Zou Ludwig van Beethoven – pijler van beschaving en van de klassieke muziek in zijn totaliteit – ooit tot zijn hoogst persoonlijke, dramatische en soms krankzinnig-complexe compositiestijl zijn gekomen indien Wolfgang Amadé Mozart NIET in die fatale nacht van 5 december 1791 zou zijn gestorven? Lastige vraag lezer (m/v)!
Eerlijk gezegd is het ook een beetje een onzinvraag. Mozart, voor wie de jonge Beethoven in 1787 vanuit zijn woonplaats Bonn speciaal naar Wenen was afgereisd voor private muzieklessen bij zijn idool (hij moest echter vrij snel naar Bonn terugkeren vanwege ziekte van zijn moeder), stierf immers in het bovengenoemde jaar.
Een ramp van ongeëvenaarde betekenis voor de muziek- en kunstgeschiedenis denk ik wel eens.
Dit was precies in de periode waarin Mozart met zijn Grote Opera Die Zauberflöte (de in vrijwel alles afwijkt van wat hij tot dan toe had gecomponeerd op operagebied), zijn briljante bassethoornconcert (die hij al vrij snel tot klarinetconcert omwerkte) en zijn Requiem (dat door hem op het moment van zijn overlijden nog voor geen 10% volledig in partituur was gebracht) een enorme verandering – wát schrijf ik? omwenteling! – in zijn componeerstijl had aangekondigd.

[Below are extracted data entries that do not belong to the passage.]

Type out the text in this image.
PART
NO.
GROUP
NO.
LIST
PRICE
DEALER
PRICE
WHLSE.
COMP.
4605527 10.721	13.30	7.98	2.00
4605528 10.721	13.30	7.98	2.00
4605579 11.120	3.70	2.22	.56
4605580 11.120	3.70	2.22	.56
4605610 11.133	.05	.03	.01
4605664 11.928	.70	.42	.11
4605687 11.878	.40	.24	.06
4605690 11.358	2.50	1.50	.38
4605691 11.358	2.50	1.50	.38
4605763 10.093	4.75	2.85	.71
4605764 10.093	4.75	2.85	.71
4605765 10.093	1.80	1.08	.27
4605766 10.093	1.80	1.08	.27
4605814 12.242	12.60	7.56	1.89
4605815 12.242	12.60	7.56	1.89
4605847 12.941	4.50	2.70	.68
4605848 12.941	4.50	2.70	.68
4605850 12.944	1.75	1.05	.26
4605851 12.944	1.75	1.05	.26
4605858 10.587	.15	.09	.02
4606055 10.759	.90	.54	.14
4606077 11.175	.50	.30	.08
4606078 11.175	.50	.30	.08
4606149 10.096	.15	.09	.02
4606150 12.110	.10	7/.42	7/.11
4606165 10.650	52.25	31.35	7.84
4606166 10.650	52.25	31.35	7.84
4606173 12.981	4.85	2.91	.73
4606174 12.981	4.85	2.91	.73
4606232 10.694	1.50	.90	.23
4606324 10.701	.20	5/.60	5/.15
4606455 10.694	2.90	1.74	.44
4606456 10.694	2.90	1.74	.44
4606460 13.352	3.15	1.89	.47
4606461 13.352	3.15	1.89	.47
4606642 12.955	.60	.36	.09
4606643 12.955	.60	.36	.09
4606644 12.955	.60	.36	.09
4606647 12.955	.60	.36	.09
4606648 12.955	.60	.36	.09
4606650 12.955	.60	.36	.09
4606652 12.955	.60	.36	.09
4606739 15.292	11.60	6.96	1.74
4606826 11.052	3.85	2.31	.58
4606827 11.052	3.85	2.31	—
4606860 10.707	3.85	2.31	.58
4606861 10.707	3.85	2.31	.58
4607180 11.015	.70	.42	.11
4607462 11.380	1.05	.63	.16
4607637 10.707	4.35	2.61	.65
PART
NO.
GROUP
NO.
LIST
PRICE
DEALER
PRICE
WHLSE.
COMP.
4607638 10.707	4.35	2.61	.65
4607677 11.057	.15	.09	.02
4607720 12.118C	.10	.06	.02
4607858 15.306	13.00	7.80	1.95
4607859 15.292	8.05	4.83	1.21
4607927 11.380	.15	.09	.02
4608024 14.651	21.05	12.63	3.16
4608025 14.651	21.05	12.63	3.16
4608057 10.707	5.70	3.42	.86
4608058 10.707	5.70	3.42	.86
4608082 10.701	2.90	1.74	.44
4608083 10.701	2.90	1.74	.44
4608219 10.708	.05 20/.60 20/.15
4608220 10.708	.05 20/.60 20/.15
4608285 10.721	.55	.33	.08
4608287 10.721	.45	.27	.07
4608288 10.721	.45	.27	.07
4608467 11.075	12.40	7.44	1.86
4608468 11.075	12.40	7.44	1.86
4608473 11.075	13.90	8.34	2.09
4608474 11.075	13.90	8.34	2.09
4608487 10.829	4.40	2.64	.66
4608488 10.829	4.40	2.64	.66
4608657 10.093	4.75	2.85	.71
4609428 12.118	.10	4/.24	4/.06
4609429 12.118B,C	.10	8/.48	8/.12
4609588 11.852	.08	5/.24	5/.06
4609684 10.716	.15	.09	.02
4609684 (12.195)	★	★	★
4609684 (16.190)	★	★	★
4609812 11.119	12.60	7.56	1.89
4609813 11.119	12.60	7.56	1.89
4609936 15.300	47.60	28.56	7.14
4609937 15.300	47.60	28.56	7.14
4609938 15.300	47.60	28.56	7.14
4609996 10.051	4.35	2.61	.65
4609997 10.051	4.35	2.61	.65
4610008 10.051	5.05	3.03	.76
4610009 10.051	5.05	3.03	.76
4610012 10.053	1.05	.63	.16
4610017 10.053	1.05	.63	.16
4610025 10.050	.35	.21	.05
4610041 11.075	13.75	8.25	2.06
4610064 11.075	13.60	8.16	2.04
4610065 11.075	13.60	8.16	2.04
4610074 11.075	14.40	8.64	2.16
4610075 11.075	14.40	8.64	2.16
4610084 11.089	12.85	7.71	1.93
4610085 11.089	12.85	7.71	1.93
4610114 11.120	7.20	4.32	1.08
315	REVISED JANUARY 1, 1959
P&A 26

Oftewel, ware het deze grote kunstenaar vergund geweest om zijn ziekbed van eind-november, begin-december 1791 te boven te komen, dan…
Hier staak ik mijn wild denkgeraas want ik noch iemand anders wéét wat Mozart in de jaren daarna zou hebben gecomponeerd. Punt uit.
Echter de aanname dat Mozart na het afgeblazen lesavontuur van 1787 zijn ‘alsnog-pupil’ Beethoven dan in het kader van compositie- en virtuoze pianospeellessen een manier van muziek maken, van componeren zou hebben bijgebracht die ‘klassieker’, meer beheerst zou zijn geweest? Dit is niet eens zo gekke opvatting.
Toen Beethoven namelijk in november 1792 opnieuw in Wenen belandde, en dit keer voorgoed, zocht en vond hij in de plaats van de bijna 1 jaar tevoren overleden Mozart, in Franz-Joseph Haydn een soort muzikale steunfiguur voor zijn verdere ontwikkeling. Althans dat hoopte hij, maar het liep op een grandioze sof uit.
Qua persoonlijkheid moet niet-klaviervirtuoos Haydn, die als vrij bedaagd bekend stond, voor de juist briljante klaviervirtuoos Beethoven, die als heftig en zelfs als wild te boek stond, als volstrekte Tegenover hebben gegolden. De brille van Mozart’s persoonlijkheid, klaviervirtuositeit en muziek, diens gevatheid, intelligentie en humor viel in Haydn’s vrij solide wereld (en aanpak als pedagoog) in de verste verten niet te bekennen. In 1794 besloot Beethoven dan ook om de toch al niet als plezierig ervaren lessen bij Haydn te stoppen.
Hij ging op eigen kracht verder wat de wereld heeft geweten. En wat het nog steeds weet.

Appèl
Zoals de bezoekers komende vrijdag van het concert, door de Radio Kamer Filharmonie onder leiding van violist-dirigent Thomas Zehetmaier, ongetwijfeld zullen gaan ervaren. Daar waarin Beethoven’s negende en tevens laatste symfonie prominent op het programma staat. Plaats van die handeling is de Rode Doos in Leidsche Rijn.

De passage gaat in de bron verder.